“The round numbers are psychologically important, especially for those cautious investors sitting with their cash on the sidelines,” said Jack Ablin, chief investment officer at BMO Private Bank.
Ablin said stocks could continue moving higher as those investors chase performance.
Many individual investors who missed out on the rally of the past few years have been drawn back in as stocks hit new highs. There is also a lack of alternatives for investors who hope to earn more than the meager rate on U.S. Treasuries. (Waiting for the bond bubble to pop)
“I’ll call it a momentum effect,” said Ablin.
Friday’s gains came on the back of jobs data that was not too bad, not too good, but just right.
The U.S. economy added 165,000 jobs in April, according to the government’s latest report. The unemployment rate dipped to 7.5% from the prior month’s rate of 7.6%.
Both numbers were better than expected, easing concerns about a summer slowdown in the economy. But the unemployment rate still remains well above the level at which the Federal Reserve has said it will take the market’s punch bowl away.
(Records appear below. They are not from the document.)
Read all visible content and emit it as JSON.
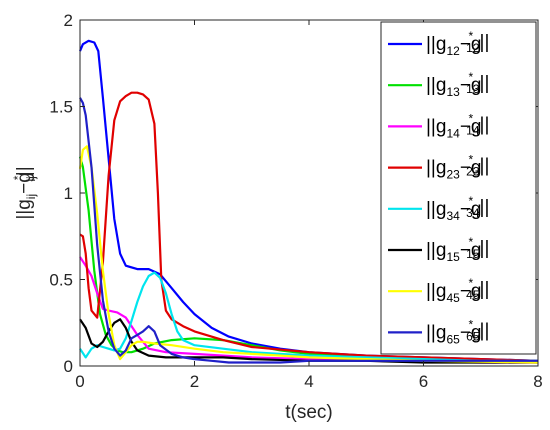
{
  "chart_data": {
    "type": "line",
    "xlabel": "t(sec)",
    "ylabel": {
      "base": "||g",
      "sub1": "ij",
      "mid": "−g",
      "sup": "*",
      "sub2": "ij",
      "end": "||"
    },
    "xlim": [
      0,
      8
    ],
    "ylim": [
      0,
      2
    ],
    "x_ticks": [
      "0",
      "2",
      "4",
      "6",
      "8"
    ],
    "y_ticks": [
      "0",
      "0.5",
      "1",
      "1.5",
      "2"
    ],
    "grid": false,
    "legend_position": "top-right",
    "series": [
      {
        "name": {
          "sub": "12"
        },
        "color": "#0000ff",
        "x": [
          0,
          0.05,
          0.15,
          0.25,
          0.32,
          0.4,
          0.5,
          0.6,
          0.7,
          0.8,
          1.0,
          1.2,
          1.4,
          1.6,
          1.8,
          2.0,
          2.3,
          2.6,
          3.0,
          3.5,
          4.0,
          5.0,
          6.0,
          7.0,
          8.0
        ],
        "y": [
          1.82,
          1.86,
          1.88,
          1.87,
          1.82,
          1.55,
          1.2,
          0.85,
          0.65,
          0.58,
          0.56,
          0.56,
          0.53,
          0.45,
          0.37,
          0.3,
          0.22,
          0.17,
          0.13,
          0.1,
          0.08,
          0.06,
          0.05,
          0.04,
          0.03
        ]
      },
      {
        "name": {
          "sub": "13"
        },
        "color": "#00e000",
        "x": [
          0,
          0.05,
          0.15,
          0.25,
          0.35,
          0.45,
          0.55,
          0.65,
          0.75,
          0.9,
          1.1,
          1.3,
          1.6,
          2.0,
          2.5,
          3.0,
          3.5,
          4.0,
          5.0,
          6.0,
          7.0,
          8.0
        ],
        "y": [
          1.21,
          1.15,
          0.9,
          0.55,
          0.3,
          0.18,
          0.12,
          0.09,
          0.08,
          0.08,
          0.1,
          0.13,
          0.15,
          0.16,
          0.15,
          0.12,
          0.09,
          0.07,
          0.05,
          0.04,
          0.03,
          0.02
        ]
      },
      {
        "name": {
          "sub": "14"
        },
        "color": "#ff00ff",
        "x": [
          0,
          0.1,
          0.2,
          0.3,
          0.4,
          0.5,
          0.65,
          0.8,
          1.0,
          1.2,
          1.5,
          2.0,
          2.5,
          3.0,
          4.0,
          5.0,
          6.0,
          7.0,
          8.0
        ],
        "y": [
          0.63,
          0.58,
          0.52,
          0.42,
          0.33,
          0.32,
          0.31,
          0.28,
          0.18,
          0.1,
          0.08,
          0.07,
          0.06,
          0.05,
          0.04,
          0.03,
          0.025,
          0.02,
          0.02
        ]
      },
      {
        "name": {
          "sub": "23"
        },
        "color": "#e00000",
        "x": [
          0,
          0.05,
          0.1,
          0.15,
          0.2,
          0.3,
          0.4,
          0.5,
          0.6,
          0.7,
          0.8,
          0.9,
          1.0,
          1.1,
          1.2,
          1.3,
          1.36,
          1.42,
          1.5,
          1.6,
          1.8,
          2.0,
          2.5,
          3.0,
          4.0,
          5.0,
          6.0,
          7.0,
          8.0
        ],
        "y": [
          0.76,
          0.75,
          0.65,
          0.45,
          0.32,
          0.28,
          0.6,
          1.1,
          1.42,
          1.53,
          1.56,
          1.58,
          1.58,
          1.57,
          1.54,
          1.4,
          1.0,
          0.5,
          0.32,
          0.27,
          0.23,
          0.2,
          0.15,
          0.11,
          0.08,
          0.06,
          0.05,
          0.04,
          0.03
        ]
      },
      {
        "name": {
          "sub": "34"
        },
        "color": "#00e5ee",
        "x": [
          0,
          0.1,
          0.2,
          0.3,
          0.4,
          0.5,
          0.6,
          0.7,
          0.8,
          0.9,
          1.0,
          1.1,
          1.2,
          1.3,
          1.4,
          1.5,
          1.6,
          1.7,
          1.8,
          2.0,
          2.5,
          3.0,
          4.0,
          5.0,
          6.0,
          7.0,
          8.0
        ],
        "y": [
          0.1,
          0.05,
          0.1,
          0.12,
          0.11,
          0.1,
          0.09,
          0.1,
          0.16,
          0.26,
          0.37,
          0.46,
          0.52,
          0.54,
          0.51,
          0.42,
          0.3,
          0.2,
          0.15,
          0.12,
          0.1,
          0.08,
          0.06,
          0.05,
          0.04,
          0.03,
          0.03
        ]
      },
      {
        "name": {
          "sub": "15"
        },
        "color": "#000000",
        "x": [
          0,
          0.1,
          0.2,
          0.3,
          0.4,
          0.5,
          0.6,
          0.7,
          0.8,
          0.9,
          1.0,
          1.2,
          1.5,
          2.0,
          2.5,
          3.0,
          4.0,
          5.0,
          6.0,
          7.0,
          8.0
        ],
        "y": [
          0.27,
          0.22,
          0.13,
          0.11,
          0.14,
          0.2,
          0.25,
          0.27,
          0.22,
          0.14,
          0.09,
          0.06,
          0.05,
          0.05,
          0.05,
          0.04,
          0.03,
          0.03,
          0.02,
          0.02,
          0.02
        ]
      },
      {
        "name": {
          "sub": "45"
        },
        "color": "#ffff00",
        "x": [
          0,
          0.05,
          0.12,
          0.2,
          0.3,
          0.4,
          0.5,
          0.6,
          0.7,
          0.8,
          0.9,
          1.0,
          1.1,
          1.3,
          1.6,
          2.0,
          2.5,
          3.0,
          4.0,
          5.0,
          6.0,
          7.0,
          8.0
        ],
        "y": [
          1.14,
          1.25,
          1.27,
          1.15,
          0.88,
          0.55,
          0.3,
          0.12,
          0.04,
          0.08,
          0.12,
          0.14,
          0.14,
          0.13,
          0.12,
          0.1,
          0.08,
          0.07,
          0.05,
          0.04,
          0.03,
          0.025,
          0.02
        ]
      },
      {
        "name": {
          "sub": "65"
        },
        "color": "#2020c8",
        "x": [
          0,
          0.05,
          0.1,
          0.2,
          0.3,
          0.4,
          0.5,
          0.6,
          0.7,
          0.8,
          0.9,
          1.0,
          1.1,
          1.2,
          1.3,
          1.4,
          1.6,
          1.8,
          2.0,
          2.3,
          2.6,
          3.0,
          3.5,
          4.0,
          5.0,
          6.0,
          7.0,
          8.0
        ],
        "y": [
          1.55,
          1.52,
          1.45,
          1.15,
          0.7,
          0.38,
          0.2,
          0.1,
          0.06,
          0.09,
          0.16,
          0.18,
          0.2,
          0.23,
          0.2,
          0.12,
          0.07,
          0.05,
          0.04,
          0.03,
          0.02,
          0.02,
          0.02,
          0.03,
          0.03,
          0.03,
          0.03,
          0.03
        ]
      }
    ]
  }
}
“Conditions are still less than ideal, but the economy continues to grind forward and progress is being made,” said Jim Baird, chief investment officer for Plante Moran Financial Advisors.
The jobs data, which came after a string of disappointing reports this week, overshadowed less encouraging economic data released Friday.
Factory orders fell 0.4% in March, according to the Census Bureau. The report was worse than expected and came after a 1.9% drop in February. The Institute for Supply Management said its index of activity in the services sector fell in April, but remained above the level indicating growth.